One afternoon, returning from a hot, wet slog, vines along the trail tripped me up, and my right knee landed on a small rock. Back home in New England, where rocks come in rounder forms, I would have walked away with a bruise. But this was tsingy in miniature. A barb of limestone drove in nearly to the bone. It took two days to reach a hospital, where a nurse removed dirt from the wound. "Why were you doing this?" she asked, twisting a swab deep into the hole. She looked up. I was sweating. "I think you are a little dumb," she said. The tsingy is the perfect foil to human ambition.
The unusual formations here are a type of karst system, a landscape formed from porous limestone that was dissolved, scoured, and shaped by water. The exact processes that carved such an otherworldly stonescape are complex and rare; only a few similar karst formations exist outside Madagascar. Researchers believe that groundwater infiltrated the great limestone beds and began to dissolve them along joints and faults, creating caves and tunnels. The cavities grew, and eventually their roofs collapsed along the same joints, creating line-straight canyons called grikes, up to 400 feet deep and edged by spires of standing rock. Some grikes are so tight that a human traveler has difficulty passing through them; others are as wide as an avenue.
Observing the tsingy from the air, pilots have been reminded of the deep urban canyons of Manhattan, where an angular, chaotic skyline descends into a grid of streets and alleys, buildings and parks, everything underlain by a circulatory system of pipes, sewers, and train tunnels. The metaphor applies to the tsingy's inhabitants as well, because the formations have become like rows of high-rise apartment buildings, providing shelter to a different array of species at each level.

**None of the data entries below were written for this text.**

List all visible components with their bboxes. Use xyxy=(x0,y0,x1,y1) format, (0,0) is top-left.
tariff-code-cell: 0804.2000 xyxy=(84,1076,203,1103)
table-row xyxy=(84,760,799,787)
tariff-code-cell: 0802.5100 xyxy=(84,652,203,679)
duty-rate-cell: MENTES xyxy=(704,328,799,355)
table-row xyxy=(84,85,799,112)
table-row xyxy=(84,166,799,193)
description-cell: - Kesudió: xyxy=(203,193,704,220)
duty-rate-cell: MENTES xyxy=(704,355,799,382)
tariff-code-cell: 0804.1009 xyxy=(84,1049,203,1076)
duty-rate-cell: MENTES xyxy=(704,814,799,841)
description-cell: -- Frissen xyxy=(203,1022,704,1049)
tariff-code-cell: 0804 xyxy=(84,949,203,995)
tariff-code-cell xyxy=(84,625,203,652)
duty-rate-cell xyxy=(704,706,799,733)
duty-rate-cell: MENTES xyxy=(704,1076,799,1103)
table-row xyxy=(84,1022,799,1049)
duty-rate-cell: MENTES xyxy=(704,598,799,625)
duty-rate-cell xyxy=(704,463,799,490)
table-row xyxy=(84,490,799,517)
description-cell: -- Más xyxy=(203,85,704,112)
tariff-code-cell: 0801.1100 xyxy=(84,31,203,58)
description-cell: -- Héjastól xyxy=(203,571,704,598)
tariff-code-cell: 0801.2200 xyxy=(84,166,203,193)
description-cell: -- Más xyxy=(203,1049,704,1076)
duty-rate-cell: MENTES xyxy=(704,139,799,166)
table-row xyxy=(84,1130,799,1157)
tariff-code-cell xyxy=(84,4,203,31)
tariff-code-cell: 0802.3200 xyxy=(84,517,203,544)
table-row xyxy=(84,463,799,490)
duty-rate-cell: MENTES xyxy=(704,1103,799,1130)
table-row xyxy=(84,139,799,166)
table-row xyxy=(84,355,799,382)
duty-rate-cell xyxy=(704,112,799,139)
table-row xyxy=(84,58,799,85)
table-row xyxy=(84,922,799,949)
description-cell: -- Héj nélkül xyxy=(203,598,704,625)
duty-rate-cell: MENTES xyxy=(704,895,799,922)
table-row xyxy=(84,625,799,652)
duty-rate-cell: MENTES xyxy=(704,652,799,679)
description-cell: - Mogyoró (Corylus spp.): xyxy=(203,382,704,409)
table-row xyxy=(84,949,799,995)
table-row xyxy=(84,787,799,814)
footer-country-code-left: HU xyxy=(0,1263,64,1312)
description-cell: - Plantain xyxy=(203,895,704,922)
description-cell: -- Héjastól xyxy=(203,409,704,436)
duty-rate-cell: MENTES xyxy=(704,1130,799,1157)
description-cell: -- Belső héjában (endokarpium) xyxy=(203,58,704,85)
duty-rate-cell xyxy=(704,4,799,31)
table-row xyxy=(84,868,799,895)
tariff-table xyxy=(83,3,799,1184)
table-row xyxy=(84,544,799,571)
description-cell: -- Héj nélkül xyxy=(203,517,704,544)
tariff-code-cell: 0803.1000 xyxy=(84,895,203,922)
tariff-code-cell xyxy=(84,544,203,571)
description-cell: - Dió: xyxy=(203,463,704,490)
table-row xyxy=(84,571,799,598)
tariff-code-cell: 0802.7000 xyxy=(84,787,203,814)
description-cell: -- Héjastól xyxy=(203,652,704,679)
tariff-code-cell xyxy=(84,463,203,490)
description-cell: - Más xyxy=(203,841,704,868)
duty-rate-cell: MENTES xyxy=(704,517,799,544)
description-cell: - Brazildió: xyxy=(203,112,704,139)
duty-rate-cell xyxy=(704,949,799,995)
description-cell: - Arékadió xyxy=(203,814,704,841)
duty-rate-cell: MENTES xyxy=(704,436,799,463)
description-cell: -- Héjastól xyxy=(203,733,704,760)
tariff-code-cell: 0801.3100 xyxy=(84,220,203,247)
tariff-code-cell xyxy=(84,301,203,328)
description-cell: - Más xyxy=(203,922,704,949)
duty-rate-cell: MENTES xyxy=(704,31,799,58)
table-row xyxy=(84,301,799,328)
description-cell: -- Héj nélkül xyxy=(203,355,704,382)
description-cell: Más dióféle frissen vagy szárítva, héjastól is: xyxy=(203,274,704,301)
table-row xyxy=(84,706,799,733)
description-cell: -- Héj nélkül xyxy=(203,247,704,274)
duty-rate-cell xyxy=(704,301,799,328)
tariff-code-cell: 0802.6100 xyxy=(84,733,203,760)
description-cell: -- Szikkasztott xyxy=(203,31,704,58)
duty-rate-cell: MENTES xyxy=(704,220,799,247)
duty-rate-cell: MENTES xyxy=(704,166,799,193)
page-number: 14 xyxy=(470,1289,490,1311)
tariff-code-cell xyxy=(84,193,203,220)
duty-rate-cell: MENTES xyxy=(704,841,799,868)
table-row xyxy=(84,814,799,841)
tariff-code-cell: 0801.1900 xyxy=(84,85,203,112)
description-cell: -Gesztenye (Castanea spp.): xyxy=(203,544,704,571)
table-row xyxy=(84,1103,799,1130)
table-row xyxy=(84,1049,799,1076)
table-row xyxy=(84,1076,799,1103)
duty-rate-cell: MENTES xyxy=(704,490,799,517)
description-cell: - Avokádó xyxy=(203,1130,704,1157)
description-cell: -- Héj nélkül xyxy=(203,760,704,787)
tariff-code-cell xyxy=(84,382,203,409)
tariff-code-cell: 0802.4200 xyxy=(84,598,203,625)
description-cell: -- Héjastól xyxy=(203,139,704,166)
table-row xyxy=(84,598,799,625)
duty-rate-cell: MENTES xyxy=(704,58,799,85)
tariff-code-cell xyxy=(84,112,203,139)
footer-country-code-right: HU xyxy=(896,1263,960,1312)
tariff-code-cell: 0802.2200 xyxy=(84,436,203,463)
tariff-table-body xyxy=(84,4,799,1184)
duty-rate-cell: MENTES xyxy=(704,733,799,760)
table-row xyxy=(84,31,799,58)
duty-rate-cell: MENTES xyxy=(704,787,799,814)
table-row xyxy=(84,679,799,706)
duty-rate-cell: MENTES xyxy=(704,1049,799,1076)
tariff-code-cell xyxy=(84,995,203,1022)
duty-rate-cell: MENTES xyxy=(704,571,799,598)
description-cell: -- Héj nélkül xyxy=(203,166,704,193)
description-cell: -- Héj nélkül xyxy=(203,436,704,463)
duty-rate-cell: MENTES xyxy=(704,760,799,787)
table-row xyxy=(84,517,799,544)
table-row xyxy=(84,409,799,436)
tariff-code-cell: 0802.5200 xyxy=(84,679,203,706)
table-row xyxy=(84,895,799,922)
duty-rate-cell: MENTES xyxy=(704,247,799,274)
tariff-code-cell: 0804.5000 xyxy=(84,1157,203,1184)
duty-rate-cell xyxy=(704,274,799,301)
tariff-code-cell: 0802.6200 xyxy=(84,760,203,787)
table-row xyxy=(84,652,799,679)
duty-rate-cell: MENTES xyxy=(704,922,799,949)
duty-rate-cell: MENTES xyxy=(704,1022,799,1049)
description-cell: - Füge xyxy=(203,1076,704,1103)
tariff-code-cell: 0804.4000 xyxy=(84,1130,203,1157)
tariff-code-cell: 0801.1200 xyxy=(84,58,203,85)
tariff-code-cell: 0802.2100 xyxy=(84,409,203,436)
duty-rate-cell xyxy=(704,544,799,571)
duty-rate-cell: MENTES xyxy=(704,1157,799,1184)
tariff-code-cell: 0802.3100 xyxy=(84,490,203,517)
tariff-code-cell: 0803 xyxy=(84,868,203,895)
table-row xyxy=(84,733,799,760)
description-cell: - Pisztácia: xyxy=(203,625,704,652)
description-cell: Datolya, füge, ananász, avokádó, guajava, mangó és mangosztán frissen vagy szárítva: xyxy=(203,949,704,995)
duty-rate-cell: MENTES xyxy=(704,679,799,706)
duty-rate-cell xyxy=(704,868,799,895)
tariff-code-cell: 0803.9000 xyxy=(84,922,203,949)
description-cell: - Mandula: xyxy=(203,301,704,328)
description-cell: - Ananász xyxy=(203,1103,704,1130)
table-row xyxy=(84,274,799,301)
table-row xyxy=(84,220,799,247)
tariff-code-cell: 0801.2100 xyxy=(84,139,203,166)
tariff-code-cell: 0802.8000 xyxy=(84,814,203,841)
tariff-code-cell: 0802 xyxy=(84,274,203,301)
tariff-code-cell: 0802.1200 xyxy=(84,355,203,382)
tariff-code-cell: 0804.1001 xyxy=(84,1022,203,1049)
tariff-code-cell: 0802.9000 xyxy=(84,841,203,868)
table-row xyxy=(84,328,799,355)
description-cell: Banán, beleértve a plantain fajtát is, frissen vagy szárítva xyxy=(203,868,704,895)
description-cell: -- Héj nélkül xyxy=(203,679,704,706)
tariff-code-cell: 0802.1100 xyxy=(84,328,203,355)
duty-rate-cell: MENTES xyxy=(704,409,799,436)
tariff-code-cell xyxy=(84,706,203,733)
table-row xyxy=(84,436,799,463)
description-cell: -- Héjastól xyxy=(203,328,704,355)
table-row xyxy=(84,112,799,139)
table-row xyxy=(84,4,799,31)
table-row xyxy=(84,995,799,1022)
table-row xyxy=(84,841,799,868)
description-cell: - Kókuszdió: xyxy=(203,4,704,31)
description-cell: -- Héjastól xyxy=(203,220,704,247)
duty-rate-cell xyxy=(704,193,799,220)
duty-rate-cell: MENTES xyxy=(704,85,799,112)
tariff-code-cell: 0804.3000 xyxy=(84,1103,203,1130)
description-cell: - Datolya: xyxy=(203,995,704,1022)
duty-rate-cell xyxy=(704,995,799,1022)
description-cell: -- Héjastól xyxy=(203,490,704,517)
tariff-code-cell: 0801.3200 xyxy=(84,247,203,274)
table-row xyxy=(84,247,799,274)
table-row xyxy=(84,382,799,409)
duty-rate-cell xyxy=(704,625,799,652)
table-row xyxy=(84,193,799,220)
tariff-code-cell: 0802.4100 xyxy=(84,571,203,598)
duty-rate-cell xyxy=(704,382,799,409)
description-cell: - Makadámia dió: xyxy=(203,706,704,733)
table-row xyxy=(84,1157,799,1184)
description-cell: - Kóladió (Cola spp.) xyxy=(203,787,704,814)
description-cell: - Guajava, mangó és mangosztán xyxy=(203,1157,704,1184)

At the highest reaches there is little soil and no shelter from the sun. Here temperatures often bake above 90°F, and plant and animal life is restricted to creatures that can resist desiccation or move between the pinnacles and the canyons. Lemurs like the white-furred Decken's sifaka and the brown lemur use the tsingy as a kind of highway, leaping from spire to spire as they travel between fruit trees. In slots and crevices lizards chase insects through gardens of drought-tolerant xerophytes—euphorbias, aloes, spine-covered Pachypodium, and other plants that drop long, cablelike roots into the rock searching for water.
In the middle ranges of the high-rise, more niches appear in the canyon walls. Large fruit bats and dark vasa parrots roost here, their cackles and cries echoing through vaulted chambers and crumbling galleries. In shadier spots, bees anchor their nests in holes in the stone.